Als je PHP gebruikt, probeer dan es mijn favoriete java-app: zend developement studio. www.zend.com voor een evaluatieversie (en ja, is vrij duur om te kopen...)

----------

## yngwin

 *RealNitro wrote:*   

>  *toMeloos wrote:*   kde based: quanta
> 
> gnome based: bluefish 
> 
> Ik heb die hier allebei staan, en ik kan niet goed kiezen  . Welk programma is het beste? (ik gebruik ze om html, php en css te schrijven)
> ...

 

Ikzelf kies voor Quanta, maar ik gebruik ook KDE. Ik zou zeggen: probeer ze allebei eens een tijdje uit en kies degene die je het beste bevalt.

----------

## RealNitro

Ik heb nu al een tijdje Bluefish gebruikt, en ik merk toch dat Quanta beter is. Quanta kan de namen van je variabelen aanvullen e.d., Bluefish voegt alleen wat kleurtjes toe (en dan nog redelijk 'traag' :s ).

----------

## theBlackDragon

There's an nvu ebuild in bugzilla: https://bugs.gentoo.org/show_bug.cgi?id=40821

----------

## disturbed

bedankt ! quanta staat mij wel aan

grtz

----------

## crovax123

hoe moet ik een ebuild gebruiken

???

----------

## yngwin

 *crovax123 wrote:*   

> hoe moet ik een ebuild gebruiken
> 
> ???

 

http://www.gentoo.org/doc/nl/portage-user.xml

----------

## errorist

Hallo,

Ik heb NVU getest maar vind hem als zijnde wysiwyg niet veel beter dan de standaard

composer die bij Mozilla geleverd wordt. Voor het ontwikkelen van webapplicaties is tevens Quanta een zeer goed bruikbaar programma zoals al eerder opgemerkt in dit topic. 

Grtz Errorist.

----------

## Arjan

Je kunt ook mozilla composer gebruiken

> Start mozilla op (niet firefox)

en druk op CTRL+SHIFT+N

----------

## wimgriffioen

 *joppie wrote:*   

> Je kunt ook mozilla composer gebruiken
> 
> > Start mozilla op (niet firefox)
> 
> en druk op CTRL+SHIFT+N

 

Ik weet nog een leuke WYSIWYG editor. Amaya

----------

## BlackEdder

Bluefish is door een Nederlander gemaakt, dus dat moet je gebruiken natuurlijk  :Smile: 

----------

## RealNitro

 *BlackEdder wrote:*   

> Bluefish is door een Nederlander gemaakt, dus dat moet je gebruiken natuurlijk 

 

In een vorige post koos ik voor quanta, maar nu gebruik ik enkel Bluefish, vooral dan omdat ik met php-pagina's bezig ben, en geen grafische modus nodig heb (en het is o zo snel opgestart  :Smile:  ).

----------

## TheX

Take a look at Bluefish!!

----------

## eikketk

Vim?  :Laughing:  (is toch mijn favoriet zulle)

----------

## Arjan

Bluefish is idd heel handig, ik gebruik het altijd

als ik met PHP scripts bezig ben (soms ook nano)
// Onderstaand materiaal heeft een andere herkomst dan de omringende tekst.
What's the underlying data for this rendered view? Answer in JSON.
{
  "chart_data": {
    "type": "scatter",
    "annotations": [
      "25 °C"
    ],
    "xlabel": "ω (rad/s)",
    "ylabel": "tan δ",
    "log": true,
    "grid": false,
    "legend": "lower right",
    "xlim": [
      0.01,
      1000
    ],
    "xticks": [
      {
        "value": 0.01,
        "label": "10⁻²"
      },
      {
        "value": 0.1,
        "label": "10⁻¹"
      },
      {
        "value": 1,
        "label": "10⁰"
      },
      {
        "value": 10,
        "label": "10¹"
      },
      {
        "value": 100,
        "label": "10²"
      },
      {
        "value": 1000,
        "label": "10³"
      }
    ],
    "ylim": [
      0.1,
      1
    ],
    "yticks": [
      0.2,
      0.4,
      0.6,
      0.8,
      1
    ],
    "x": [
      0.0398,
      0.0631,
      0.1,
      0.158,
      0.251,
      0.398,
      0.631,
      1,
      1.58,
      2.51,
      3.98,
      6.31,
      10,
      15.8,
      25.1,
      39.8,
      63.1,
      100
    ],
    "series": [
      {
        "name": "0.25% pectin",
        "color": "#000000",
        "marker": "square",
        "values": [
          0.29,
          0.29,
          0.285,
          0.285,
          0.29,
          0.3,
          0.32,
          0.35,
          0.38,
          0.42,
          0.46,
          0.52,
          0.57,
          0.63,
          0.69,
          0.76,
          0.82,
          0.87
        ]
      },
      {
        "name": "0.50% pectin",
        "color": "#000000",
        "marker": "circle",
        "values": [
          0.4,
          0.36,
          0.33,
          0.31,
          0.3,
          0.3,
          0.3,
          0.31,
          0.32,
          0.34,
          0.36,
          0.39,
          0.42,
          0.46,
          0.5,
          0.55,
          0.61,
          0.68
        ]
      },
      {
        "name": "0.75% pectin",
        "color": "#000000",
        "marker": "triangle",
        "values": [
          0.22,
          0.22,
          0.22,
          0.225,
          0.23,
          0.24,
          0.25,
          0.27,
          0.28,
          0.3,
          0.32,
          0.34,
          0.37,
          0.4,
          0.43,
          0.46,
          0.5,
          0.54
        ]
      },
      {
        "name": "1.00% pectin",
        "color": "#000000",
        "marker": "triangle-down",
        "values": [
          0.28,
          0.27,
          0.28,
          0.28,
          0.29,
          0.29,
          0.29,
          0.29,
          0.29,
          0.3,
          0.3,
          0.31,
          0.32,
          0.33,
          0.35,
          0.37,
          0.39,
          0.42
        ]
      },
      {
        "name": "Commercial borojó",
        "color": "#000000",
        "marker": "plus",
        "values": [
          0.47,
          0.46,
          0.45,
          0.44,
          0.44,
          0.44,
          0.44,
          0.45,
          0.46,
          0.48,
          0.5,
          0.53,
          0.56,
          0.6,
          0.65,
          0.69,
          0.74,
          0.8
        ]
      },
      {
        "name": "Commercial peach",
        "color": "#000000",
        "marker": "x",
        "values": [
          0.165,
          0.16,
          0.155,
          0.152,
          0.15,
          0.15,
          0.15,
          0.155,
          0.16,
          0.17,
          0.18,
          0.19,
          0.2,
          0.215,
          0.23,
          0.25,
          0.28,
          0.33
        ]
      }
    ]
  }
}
alleen tis niet echt een WYSIWYG editor dus voor 

mensen die alleen wat HTML willen, kan ik me

voorstellen dat die liever zien wat ze maken.

----------

## eniac

Is geen wysiwyg maar wel veel krachtiger dan alle wysiwygs samen, vim !

----------

## yngwin

 *wimgriffioen wrote:*   

> Ik weet nog een leuke WYSIWYG editor. Amaya

 

Amaya leuk???   :Shocked: 

't Is gewoon crap! Zelfs een eenvoudige CSS layout wordt er kompleet in vernaggeld. Tenzij er iets heel erg verbeterd is de laatste tijd...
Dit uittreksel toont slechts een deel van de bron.